# Violin plots

The violin plot (Hintze & Nelson 1998), combines the box-and-whisker plot (Tukey, 1977) and a data density trace into one diagram. The density trace supplements traditional summary statistics by graphically showing more detailed distributional characteristics of the data. MedCalc smooths the density trace using a kernel density estimator.

The illustration shows, at the left side, the distribution of the data as dots, and at the right side the corresponding violin plot. Inside the violin plot a small box-and-whisker diagram is drawn.

The violin plot is wider in sections where there are more data and more narrow in sections where there are less data.

Like box plots, violin plots nicely ilustrate differences between distributions of variables, or between subcategories of one or more variables; but only when the ranges of the distributions are not too different.

Example of violin plot in MedCalc:

Notice that the surface area of both violins is the same (see the mathematical details below).

## Formatting the violin plot

To change the line color and fill style of the violins, right-click on a violin and select "Format Violin plot":

You can select the colors and styles in the following dialog box:

## Violin maximum width

In principle, the surface area of each violin within the same graph should be the same (see the mathematical details below). By selecting the option "Make all same width", each violin is enlarged to the maximum width possible in the graph.

With the option "Make all same width", the resulting graph is:

This may be aesthetically more pleasing in some cases. But this could be misleading because, looking at the example below, the figure now suggests that at the maximum width of each violin, the number of cases (more correctly, the density) is the same in both samples, but that is not the case because the width of the violin at the left side is larger than it should be.

Note that this example was generated using two samples with equal sample size.

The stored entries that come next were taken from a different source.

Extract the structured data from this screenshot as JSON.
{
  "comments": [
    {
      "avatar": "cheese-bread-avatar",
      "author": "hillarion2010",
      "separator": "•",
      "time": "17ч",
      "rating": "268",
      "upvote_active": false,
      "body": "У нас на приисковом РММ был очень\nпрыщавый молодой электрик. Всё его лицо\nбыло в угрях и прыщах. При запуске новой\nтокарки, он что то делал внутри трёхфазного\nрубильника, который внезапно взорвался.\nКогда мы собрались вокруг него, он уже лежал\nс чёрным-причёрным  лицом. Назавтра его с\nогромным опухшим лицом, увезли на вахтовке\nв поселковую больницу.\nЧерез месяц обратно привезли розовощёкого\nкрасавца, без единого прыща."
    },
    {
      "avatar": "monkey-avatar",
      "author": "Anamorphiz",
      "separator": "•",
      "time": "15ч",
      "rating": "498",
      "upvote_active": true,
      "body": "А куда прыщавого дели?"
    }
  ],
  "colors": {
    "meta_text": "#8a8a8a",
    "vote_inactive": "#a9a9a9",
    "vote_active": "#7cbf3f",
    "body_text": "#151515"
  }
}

Use this option with care.

## Mathematical details

The kernel density estimator is defined as follows:

$$\widehat{f}_h(x) = \frac{1}{nh} \sum_{i=1}^n K\Big(\frac{x-x_i}{h}\Big)$$

where K is the kernel function:

$$K\Big(\frac{x-x_i}{h}\Big) = \frac{1}{\sqrt{2\pi}} e^{-\frac{(x-x_i)^2}{2h^2}}$$

and the parameter h is a smoothing parameter, which in MedCalc is defined as:

$$h = 0.9\, \min\left(\hat{\sigma}, \frac{IQR}{1.34}\right)\, n^{\frac{-1}{5}}$$

where $\hat{\sigma}$ is the standard deviation of the sample, n is the sample size, and IQR is the interquartile range.

Note that the area under the kernel density curve for each "violin" is 1, and therefore the surface area of each violin is the same, independent of sample size.

## Literature

• Hintze JL, Nelson RD (1998) Violin Plots: A Box Plot-Density Trace Synergism. The American Statistician 52:181-184.
• Tukey JW (1977) Exploratory data analysis. Reading, Mass: Addison-Wesley Publishing Company.

## MedCalc procedures that offer Violin plots

To obtain a violin plot with the Box-and-Whisker diagram inside it, you have to select both options in the graph's dialog box.